The Homeobox (HOX) gene family is capable of binding to specific deoxyribonucleic acid (DNA) sequences, thereby modulating gene expression through activation or repression, which subsequently influences cellular behaviors including proliferation, adhesion, differentiation, and metastasis. Nevertheless, the role of Homeobox D10 (HOXD10) in the prognosis and progression of hepatocellular carcinoma (HCC) remains to be elucidated.

Methods

The expression of HOXD10 in HCC was subsequently validated through Western blot and immunohistochemistry analysis.
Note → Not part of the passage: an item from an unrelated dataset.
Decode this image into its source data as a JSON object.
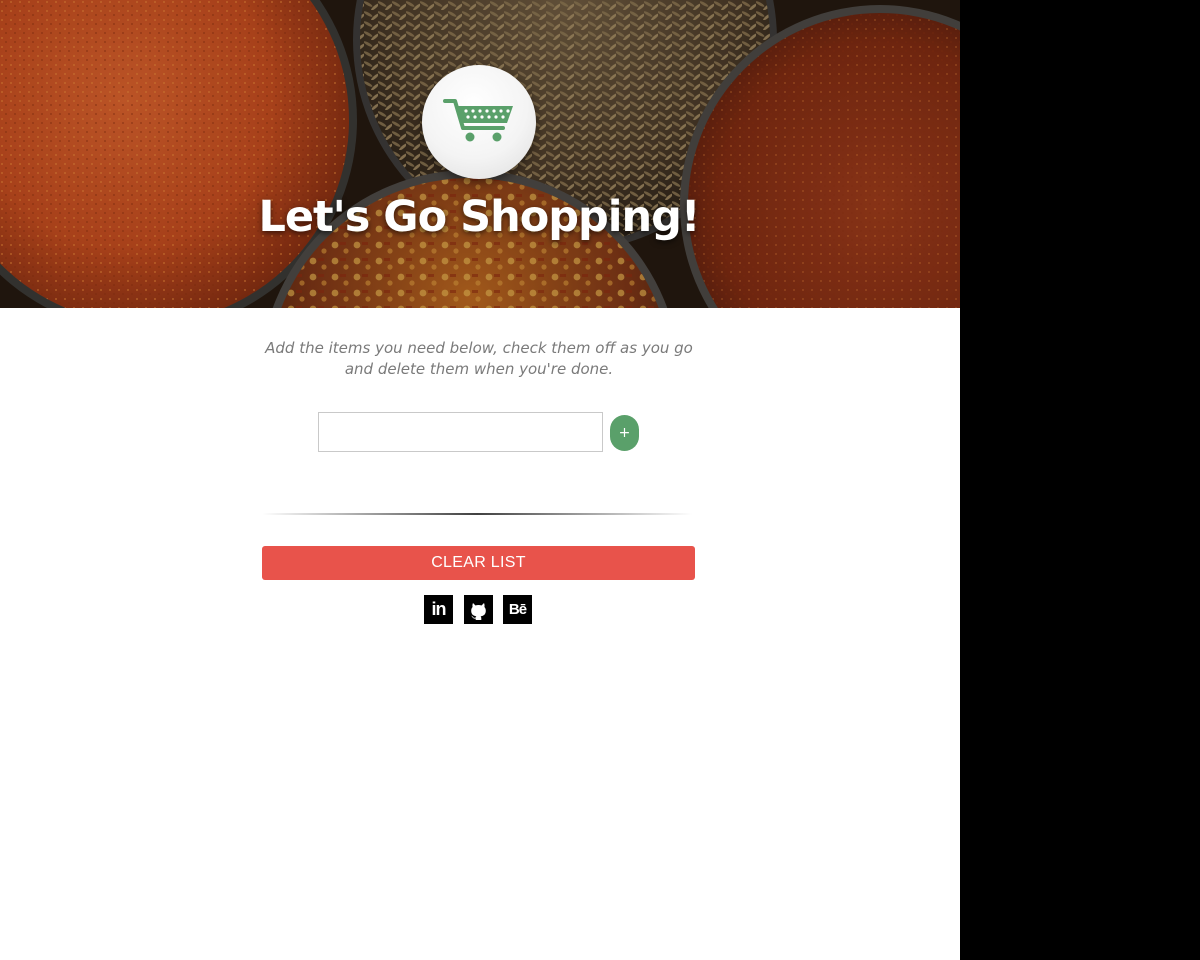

The functional role of HOXD10 in HCC was evaluated using a combination of high- and low-expression experiments, incorporating both in vitro and in vivo methodologies. Furthermore, The Cancer Genome Atlas (TCGA) database was employed to investigate the functional networks related to HOXD10. The research specifically investigated the relationship between HOXD10 expression and cancer stem cells (CSCs), emphasizing the role of N6-methyladenosine (m6A) methylation and the PI3K/AKT/mTOR signaling pathway in hepatocellular carcinoma (HCC).

Results

The marked upregulation of HOXD10 expression in HCC suggests its potential impact on adverse prognostic outcomes. Furthermore, HOXD10 expression exhibited a significant association with the T stage, vascular invasion, and histological grade of HCC. Elevated HOXD10 expression was found to significantly enhance HCC cell proliferation, invasion, and migration. Notably, there was a significant correlation between HOXD10 expression and the activation of m6A methylation, as well as the PI3K/AKT/mTOR signaling pathway.

Conclusion

The results of this study corroborate the hypothesis that HOXD10 serves as a novel biomarker for tumor progression in HCC. Furthermore, HOXD10 has the capacity to activate the PI3K/AKT/mTOR signaling pathway through the regulation of m6A RNA methylation levels, thereby facilitating the self-renewal of hepatic cancer stem cells (HCSCs).